Gabe la soltó en el acto. Callie se tambaleó, y él la cogió por la cintura para que no se cayera.
Con los ojos muy abiertos, ella clavó la mirada en Gabe. Parecía conmocionada y al borde del pánico.
—Entonces ya está —dijo él con voz seca—. El trato está acordado. Realizaremos un matrimonio de conveniencia y haremos todo lo posible por hacer creer a la alta sociedad que estamos enamorados.
Ante su prosaica reacción, Callie se tranquilizó visiblemente. Sí, pensó Gabe, eso era lo que la asustaba: la pasión. Ciertamente, el príncipe Rupert debía de ser un tosco zoquete para tratar de forma desmañada a aquella joya de mujer.

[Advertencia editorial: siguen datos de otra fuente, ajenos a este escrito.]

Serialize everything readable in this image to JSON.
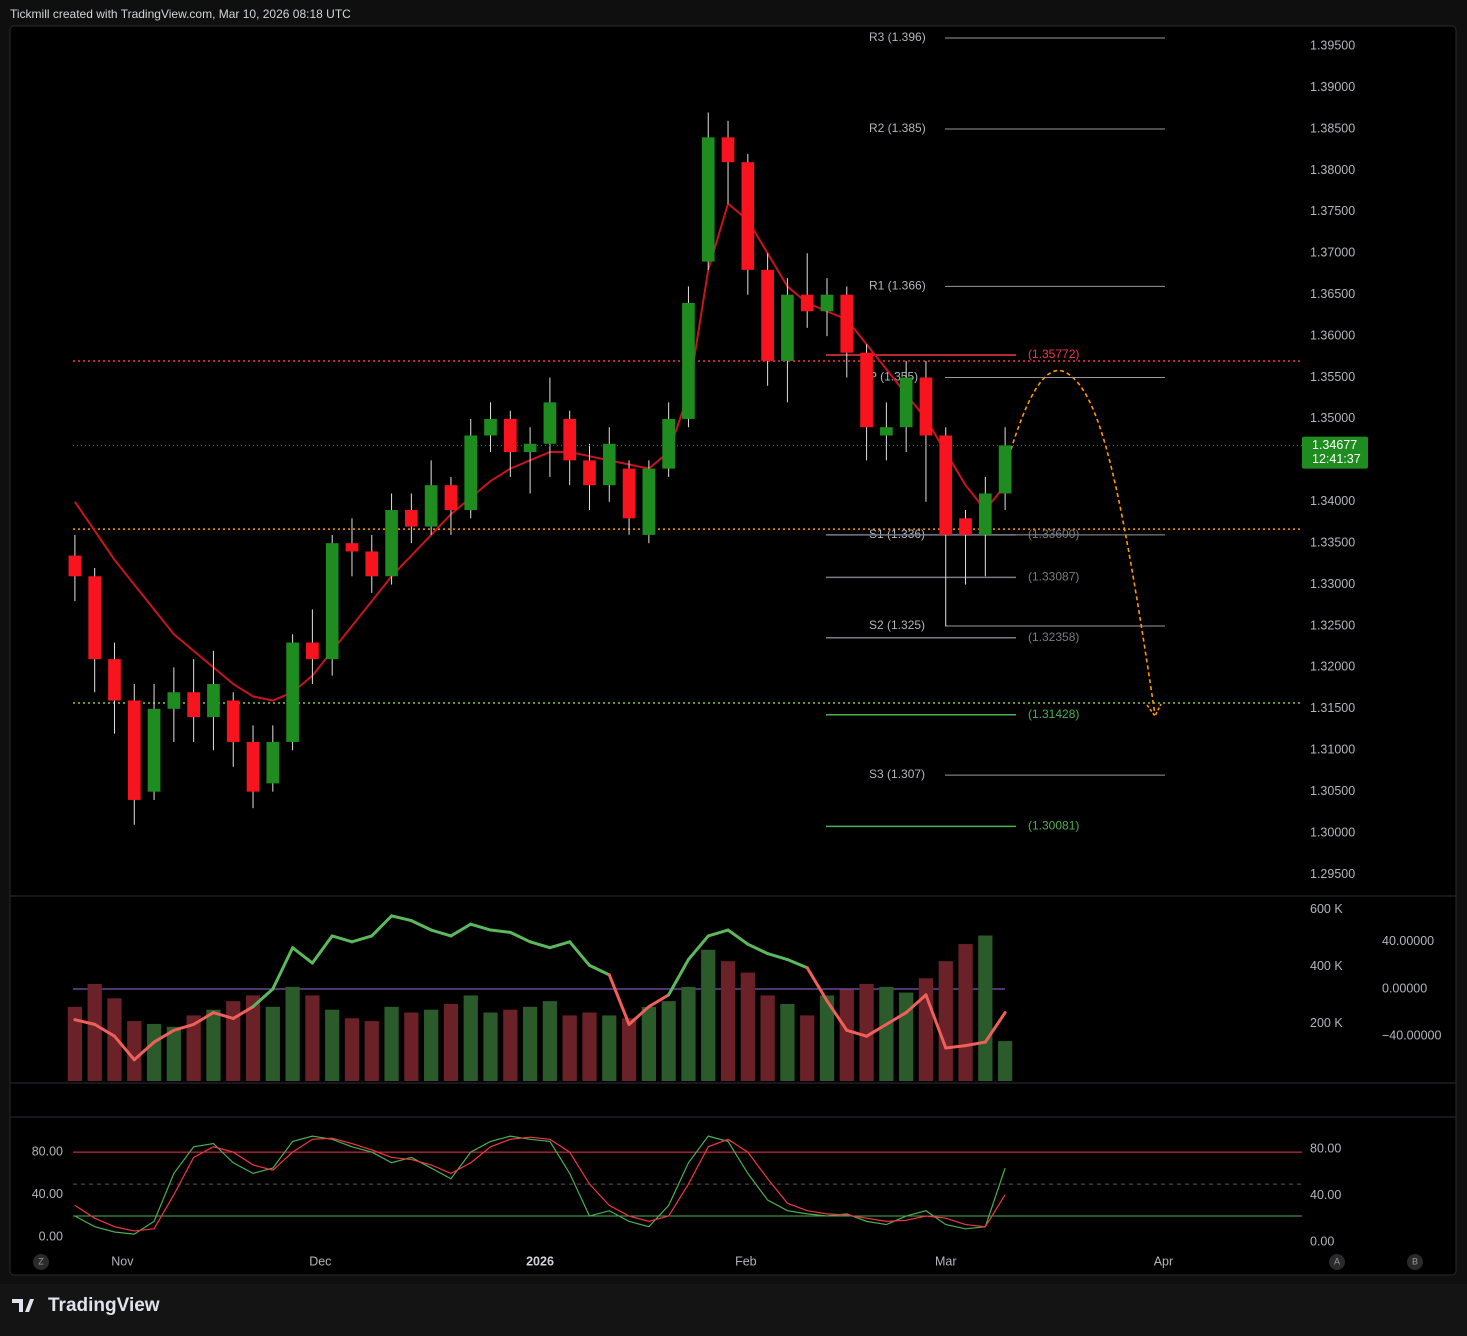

Pero Gabe no era tan tonto: sabía reconocer un regalo de valor incalculable cuando se lo encontraba en la cima de un acantilado. Él sabría prodigarle atenciones.
Una vez que fuera suya, la seduciría con todos los recursos que poseía. Haría lo imposible por quemar aquel matrimonio de conveniencia en las llamas de la pasión y forjar con él algo valioso y duradero.
Tenía que enseñarla a amarlo.
Porque, que Dios se apiadara de él, él la amaba.